There have been whole contingents of money managers who haven't given a darn about valuation since 1990. You tend to find them in the top echelon of managers every couple of years, right before they lose you 20% in a heartbeat during a period when they can't keep these stocks up any longer, or the fundamentals turn south. Right now these momentum funds are reigning supreme. You short their stocks, they take you apart. Period. End of story.

So, as Berko said, we play them small. We play them when they have quick breaks. We know that these breaks are going to be short-lived because the people propping them can't let them get too far down. That would hurt their performance and hurt the charts of the stocks! (Yes, it is a deeply cynical game.)

But to not play them is to risk having the money taken away, as it will be for so many managers who fail to meet the growth benchmarks this year. And having the money taken away is the only way you really lose. Nobody likes to be a loser. So these stocks will go ever higher until they hit the wall. And then they will go down and down and down and down, because they only reason they were ever up there to begin with is because of mutual fund rigging.

There, I said it: The unspoken truth about the hottest portion of the mutual fund industry. I don't know how these guys can live with themselves.



To: LastShadow who wrote (20433)8/23/1999 8:36:00 AM
From: Jeff Jordan  Read Replies (2) | Respond to of 43080
 
Fed hike and previous prediction of market reaction...
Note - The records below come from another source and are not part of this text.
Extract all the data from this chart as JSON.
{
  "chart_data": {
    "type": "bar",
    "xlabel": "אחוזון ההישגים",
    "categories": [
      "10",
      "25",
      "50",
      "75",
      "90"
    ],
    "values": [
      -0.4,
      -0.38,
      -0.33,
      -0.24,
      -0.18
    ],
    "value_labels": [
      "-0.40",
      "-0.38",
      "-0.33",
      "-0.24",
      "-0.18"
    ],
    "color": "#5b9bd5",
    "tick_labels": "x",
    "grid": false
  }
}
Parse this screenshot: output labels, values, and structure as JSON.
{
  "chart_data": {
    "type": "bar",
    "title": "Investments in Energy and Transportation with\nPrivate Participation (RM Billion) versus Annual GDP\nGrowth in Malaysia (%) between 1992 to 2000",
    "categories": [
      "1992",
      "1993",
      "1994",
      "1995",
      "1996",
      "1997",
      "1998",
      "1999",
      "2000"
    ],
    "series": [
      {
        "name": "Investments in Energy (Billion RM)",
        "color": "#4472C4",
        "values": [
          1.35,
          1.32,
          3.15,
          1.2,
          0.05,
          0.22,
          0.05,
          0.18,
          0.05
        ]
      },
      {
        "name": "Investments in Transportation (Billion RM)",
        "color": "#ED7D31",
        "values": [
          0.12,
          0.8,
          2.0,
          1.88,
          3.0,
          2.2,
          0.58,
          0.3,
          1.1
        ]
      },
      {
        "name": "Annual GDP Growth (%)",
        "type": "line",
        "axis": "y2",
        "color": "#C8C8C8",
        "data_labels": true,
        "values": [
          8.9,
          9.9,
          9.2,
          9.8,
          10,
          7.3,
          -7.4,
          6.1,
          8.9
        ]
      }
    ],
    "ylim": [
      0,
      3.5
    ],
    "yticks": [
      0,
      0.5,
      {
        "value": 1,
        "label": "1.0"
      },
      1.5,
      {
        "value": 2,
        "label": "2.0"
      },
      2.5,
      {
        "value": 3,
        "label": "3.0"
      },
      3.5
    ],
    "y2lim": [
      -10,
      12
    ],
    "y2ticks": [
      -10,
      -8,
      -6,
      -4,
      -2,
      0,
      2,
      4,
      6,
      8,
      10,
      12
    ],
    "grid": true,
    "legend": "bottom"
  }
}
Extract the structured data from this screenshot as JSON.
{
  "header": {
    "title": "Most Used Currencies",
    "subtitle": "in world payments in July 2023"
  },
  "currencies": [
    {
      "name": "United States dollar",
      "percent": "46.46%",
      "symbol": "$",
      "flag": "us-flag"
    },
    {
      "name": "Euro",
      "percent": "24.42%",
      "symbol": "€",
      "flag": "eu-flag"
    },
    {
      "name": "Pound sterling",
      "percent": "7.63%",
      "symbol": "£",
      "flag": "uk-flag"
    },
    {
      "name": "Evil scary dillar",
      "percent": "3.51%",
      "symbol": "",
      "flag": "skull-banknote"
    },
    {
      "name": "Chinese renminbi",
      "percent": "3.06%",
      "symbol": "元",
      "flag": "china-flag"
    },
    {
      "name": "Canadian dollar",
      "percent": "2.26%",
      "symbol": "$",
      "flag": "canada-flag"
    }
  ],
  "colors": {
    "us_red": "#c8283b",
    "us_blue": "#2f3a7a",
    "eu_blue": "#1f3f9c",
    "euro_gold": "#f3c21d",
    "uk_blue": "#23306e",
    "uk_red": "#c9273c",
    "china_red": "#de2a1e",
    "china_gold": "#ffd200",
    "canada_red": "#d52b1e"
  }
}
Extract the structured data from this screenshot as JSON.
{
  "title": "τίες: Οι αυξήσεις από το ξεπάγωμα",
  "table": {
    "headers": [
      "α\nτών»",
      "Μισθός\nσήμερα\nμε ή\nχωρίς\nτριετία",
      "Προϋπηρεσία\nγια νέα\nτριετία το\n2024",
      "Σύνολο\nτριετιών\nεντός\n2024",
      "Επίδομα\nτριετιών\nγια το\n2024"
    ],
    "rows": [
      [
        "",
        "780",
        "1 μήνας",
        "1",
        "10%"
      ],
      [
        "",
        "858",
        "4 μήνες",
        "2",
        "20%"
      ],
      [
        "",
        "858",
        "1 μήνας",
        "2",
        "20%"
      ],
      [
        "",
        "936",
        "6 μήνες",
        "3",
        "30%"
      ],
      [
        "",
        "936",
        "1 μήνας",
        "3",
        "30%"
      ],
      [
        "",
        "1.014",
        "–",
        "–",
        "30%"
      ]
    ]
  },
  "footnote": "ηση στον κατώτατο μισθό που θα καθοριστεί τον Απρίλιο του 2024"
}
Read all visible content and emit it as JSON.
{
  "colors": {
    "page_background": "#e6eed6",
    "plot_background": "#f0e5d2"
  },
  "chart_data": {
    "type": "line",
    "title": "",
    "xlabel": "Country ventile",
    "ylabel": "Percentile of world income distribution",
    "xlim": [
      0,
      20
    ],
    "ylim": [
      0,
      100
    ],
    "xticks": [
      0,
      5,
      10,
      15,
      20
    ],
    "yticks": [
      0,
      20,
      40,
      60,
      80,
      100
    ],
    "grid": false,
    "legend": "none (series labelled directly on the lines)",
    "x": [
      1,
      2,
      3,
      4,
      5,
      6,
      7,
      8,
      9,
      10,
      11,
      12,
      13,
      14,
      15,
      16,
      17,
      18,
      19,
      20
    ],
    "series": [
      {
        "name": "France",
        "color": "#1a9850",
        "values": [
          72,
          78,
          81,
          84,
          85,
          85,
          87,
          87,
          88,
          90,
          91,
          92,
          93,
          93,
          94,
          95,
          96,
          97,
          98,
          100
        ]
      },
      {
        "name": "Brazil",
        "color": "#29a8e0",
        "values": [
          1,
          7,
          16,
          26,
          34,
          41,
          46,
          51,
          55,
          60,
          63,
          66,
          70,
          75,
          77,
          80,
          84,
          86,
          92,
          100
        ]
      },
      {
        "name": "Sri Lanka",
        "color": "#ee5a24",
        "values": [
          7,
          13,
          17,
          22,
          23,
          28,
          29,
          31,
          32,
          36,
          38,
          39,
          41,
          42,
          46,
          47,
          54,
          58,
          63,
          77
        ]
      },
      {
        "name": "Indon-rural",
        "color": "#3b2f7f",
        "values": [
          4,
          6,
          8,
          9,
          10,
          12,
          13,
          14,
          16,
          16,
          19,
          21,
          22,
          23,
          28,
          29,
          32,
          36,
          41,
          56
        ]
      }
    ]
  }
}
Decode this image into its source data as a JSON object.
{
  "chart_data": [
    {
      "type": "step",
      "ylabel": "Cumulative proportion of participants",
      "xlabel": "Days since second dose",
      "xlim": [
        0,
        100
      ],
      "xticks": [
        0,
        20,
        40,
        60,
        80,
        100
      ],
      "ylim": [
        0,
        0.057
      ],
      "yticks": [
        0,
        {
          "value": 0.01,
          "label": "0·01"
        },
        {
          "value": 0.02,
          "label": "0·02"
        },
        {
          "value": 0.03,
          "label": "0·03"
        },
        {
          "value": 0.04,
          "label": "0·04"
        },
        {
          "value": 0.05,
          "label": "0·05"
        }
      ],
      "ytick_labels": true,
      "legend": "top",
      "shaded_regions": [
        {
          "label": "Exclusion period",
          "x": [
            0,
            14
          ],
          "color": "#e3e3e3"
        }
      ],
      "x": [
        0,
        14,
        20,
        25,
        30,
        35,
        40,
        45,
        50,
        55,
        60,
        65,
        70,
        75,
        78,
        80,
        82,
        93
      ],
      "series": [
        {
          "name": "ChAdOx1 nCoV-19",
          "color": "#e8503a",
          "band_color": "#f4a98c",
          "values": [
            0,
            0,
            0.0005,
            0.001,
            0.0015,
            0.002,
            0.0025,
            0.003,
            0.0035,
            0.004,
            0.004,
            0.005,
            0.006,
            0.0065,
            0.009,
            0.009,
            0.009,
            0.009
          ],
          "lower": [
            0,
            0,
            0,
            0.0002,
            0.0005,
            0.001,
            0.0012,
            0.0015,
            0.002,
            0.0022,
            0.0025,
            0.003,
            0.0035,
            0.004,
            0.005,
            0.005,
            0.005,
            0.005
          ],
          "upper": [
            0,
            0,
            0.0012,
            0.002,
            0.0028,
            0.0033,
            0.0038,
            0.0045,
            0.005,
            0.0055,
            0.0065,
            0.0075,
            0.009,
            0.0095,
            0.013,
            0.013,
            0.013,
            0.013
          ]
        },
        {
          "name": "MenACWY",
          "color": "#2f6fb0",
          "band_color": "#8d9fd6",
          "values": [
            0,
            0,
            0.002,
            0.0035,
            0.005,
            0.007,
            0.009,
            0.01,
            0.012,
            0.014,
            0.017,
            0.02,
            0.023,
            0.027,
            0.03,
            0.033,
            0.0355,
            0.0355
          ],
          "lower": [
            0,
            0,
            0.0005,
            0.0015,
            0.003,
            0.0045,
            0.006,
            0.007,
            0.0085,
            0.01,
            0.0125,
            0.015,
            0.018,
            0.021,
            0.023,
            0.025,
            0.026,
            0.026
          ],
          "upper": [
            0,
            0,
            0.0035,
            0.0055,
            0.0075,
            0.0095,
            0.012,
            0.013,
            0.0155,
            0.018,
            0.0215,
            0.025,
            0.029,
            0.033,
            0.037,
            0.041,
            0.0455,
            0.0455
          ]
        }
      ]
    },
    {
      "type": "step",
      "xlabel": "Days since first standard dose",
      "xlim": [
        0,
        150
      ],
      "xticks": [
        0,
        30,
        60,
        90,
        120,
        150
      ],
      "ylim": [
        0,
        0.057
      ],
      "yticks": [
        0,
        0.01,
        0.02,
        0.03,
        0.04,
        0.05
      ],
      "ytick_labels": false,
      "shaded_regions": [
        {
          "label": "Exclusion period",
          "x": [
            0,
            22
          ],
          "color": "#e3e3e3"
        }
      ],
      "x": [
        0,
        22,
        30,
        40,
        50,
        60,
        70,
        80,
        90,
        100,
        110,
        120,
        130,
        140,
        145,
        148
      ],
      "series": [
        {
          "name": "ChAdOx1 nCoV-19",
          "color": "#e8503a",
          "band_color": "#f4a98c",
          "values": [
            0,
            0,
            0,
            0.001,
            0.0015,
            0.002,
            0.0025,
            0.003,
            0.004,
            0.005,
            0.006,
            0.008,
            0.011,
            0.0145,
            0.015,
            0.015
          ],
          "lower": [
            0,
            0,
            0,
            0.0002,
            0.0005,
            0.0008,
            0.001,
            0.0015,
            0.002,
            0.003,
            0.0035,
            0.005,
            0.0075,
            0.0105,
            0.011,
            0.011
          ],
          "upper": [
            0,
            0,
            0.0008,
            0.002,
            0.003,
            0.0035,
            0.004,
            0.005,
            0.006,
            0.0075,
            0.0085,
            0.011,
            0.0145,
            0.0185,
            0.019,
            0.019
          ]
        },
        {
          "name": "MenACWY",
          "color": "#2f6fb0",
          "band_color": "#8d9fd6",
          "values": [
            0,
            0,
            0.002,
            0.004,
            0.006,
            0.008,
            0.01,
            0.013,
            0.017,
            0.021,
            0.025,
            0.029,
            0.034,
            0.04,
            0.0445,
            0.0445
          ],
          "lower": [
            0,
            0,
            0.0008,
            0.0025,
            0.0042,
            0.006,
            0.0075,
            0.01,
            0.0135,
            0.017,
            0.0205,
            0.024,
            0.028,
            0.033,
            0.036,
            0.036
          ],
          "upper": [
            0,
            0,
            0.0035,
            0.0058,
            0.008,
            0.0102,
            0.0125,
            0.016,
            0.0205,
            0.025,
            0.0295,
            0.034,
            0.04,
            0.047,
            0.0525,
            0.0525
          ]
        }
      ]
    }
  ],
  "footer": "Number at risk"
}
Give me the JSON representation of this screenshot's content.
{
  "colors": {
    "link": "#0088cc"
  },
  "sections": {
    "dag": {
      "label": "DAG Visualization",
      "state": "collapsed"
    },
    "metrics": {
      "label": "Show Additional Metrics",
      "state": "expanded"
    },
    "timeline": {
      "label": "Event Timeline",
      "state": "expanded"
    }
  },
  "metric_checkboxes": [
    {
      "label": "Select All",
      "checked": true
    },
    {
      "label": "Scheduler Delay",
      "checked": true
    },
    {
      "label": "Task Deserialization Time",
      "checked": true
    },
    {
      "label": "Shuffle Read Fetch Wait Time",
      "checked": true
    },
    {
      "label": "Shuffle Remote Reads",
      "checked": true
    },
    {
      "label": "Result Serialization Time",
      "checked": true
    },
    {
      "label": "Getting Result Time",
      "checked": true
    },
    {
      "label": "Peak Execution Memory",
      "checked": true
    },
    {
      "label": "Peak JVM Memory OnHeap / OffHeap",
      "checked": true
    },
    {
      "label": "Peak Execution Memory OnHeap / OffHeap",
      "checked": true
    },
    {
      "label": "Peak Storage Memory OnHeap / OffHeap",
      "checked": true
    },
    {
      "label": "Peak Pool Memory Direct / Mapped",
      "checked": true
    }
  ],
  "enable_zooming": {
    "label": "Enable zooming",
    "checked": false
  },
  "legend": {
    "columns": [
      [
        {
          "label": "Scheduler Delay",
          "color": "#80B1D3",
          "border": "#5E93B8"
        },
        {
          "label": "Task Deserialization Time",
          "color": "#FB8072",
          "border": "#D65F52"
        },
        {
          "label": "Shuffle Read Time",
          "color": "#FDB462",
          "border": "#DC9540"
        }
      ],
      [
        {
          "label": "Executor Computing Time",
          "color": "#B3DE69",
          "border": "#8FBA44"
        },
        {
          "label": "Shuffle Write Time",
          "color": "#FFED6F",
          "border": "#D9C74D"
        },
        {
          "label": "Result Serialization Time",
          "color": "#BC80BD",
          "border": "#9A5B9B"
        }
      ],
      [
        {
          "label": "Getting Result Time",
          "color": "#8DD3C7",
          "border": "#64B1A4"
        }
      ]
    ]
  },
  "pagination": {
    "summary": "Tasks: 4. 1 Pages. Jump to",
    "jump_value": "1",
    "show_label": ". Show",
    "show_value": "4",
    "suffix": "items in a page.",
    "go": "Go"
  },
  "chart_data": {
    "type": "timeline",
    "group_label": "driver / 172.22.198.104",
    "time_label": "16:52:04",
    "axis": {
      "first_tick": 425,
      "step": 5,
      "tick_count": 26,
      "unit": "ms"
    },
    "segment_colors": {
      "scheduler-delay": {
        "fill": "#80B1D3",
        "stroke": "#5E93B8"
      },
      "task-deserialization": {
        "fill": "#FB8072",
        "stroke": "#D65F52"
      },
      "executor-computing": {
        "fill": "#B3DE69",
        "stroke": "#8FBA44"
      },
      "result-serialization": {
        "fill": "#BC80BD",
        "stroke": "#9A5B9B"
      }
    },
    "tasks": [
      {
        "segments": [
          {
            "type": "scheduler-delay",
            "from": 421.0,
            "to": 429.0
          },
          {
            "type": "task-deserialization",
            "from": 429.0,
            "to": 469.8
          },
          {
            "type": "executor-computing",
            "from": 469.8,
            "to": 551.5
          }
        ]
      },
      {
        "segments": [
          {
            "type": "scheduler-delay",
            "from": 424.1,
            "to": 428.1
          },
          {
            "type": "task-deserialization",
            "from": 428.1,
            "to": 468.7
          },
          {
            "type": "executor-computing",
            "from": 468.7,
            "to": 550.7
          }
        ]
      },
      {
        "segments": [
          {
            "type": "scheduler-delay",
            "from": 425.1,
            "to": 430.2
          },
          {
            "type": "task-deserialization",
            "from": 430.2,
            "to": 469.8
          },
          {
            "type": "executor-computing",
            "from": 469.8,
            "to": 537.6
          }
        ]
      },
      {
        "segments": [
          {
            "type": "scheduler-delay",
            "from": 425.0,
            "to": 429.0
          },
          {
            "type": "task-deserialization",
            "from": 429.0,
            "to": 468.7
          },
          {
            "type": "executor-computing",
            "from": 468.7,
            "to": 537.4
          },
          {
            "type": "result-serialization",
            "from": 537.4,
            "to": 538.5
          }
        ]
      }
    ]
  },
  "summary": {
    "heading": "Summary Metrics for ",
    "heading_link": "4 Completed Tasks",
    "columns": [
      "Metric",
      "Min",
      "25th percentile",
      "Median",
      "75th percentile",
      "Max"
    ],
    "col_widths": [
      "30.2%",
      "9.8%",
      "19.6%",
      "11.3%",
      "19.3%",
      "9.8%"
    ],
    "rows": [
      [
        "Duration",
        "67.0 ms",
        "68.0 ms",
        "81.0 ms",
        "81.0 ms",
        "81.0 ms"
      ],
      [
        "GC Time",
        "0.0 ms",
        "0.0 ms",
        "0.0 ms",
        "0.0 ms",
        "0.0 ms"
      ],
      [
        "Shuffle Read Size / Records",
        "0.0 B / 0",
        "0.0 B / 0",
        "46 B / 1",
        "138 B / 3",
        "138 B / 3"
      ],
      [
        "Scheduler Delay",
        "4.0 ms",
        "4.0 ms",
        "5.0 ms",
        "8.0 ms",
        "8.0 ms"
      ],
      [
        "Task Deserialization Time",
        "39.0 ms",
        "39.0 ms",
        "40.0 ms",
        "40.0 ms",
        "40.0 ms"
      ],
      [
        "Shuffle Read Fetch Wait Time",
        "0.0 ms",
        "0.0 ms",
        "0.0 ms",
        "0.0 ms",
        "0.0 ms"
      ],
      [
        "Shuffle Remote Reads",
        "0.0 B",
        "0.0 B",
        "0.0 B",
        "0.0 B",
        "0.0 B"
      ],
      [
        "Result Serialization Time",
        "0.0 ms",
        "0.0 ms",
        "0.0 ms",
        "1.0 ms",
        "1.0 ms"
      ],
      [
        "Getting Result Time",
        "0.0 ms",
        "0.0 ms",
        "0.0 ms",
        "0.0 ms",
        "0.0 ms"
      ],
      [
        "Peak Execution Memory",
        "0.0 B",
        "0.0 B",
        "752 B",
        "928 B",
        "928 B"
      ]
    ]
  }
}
I guess I changed my views last week. I still believe we see a 25pt hike....my strategy on how to play it went out the window with the run-up that began last week and some internets the week before.

I am now in a cautious mode and will not take anything home. I will be watching the bond market very close to see how it reacts. Any bullish swings I will probably sell into and look to short.

I see many very bullish stocks here short term and will play them. I'm thinking the run-up prior to this FED meeting is setting us up for the opposite reaction of the previous meeting...maybe we get a small relief rally but I won't consider riding it long since September is historically a very bad month for stocks.

Right now it looks like we are moving up on Fridays momentum...I will watch SPX today to see if we can break above 1349

US99U is moving up 115 '06
TYX 59.81



To: LastShadow who wrote (20433)8/23/1999 2:09:00 PM
From: TobaccoMan  Read Replies (2) | Respond to of 43080
 
Hey Last,

I must have missed the Bloomberg article you noted on beef Futures. The posted link was to an article about Wit Capital Group. Was that the one you were looking at? I would be very interested in finding the article you were looking for.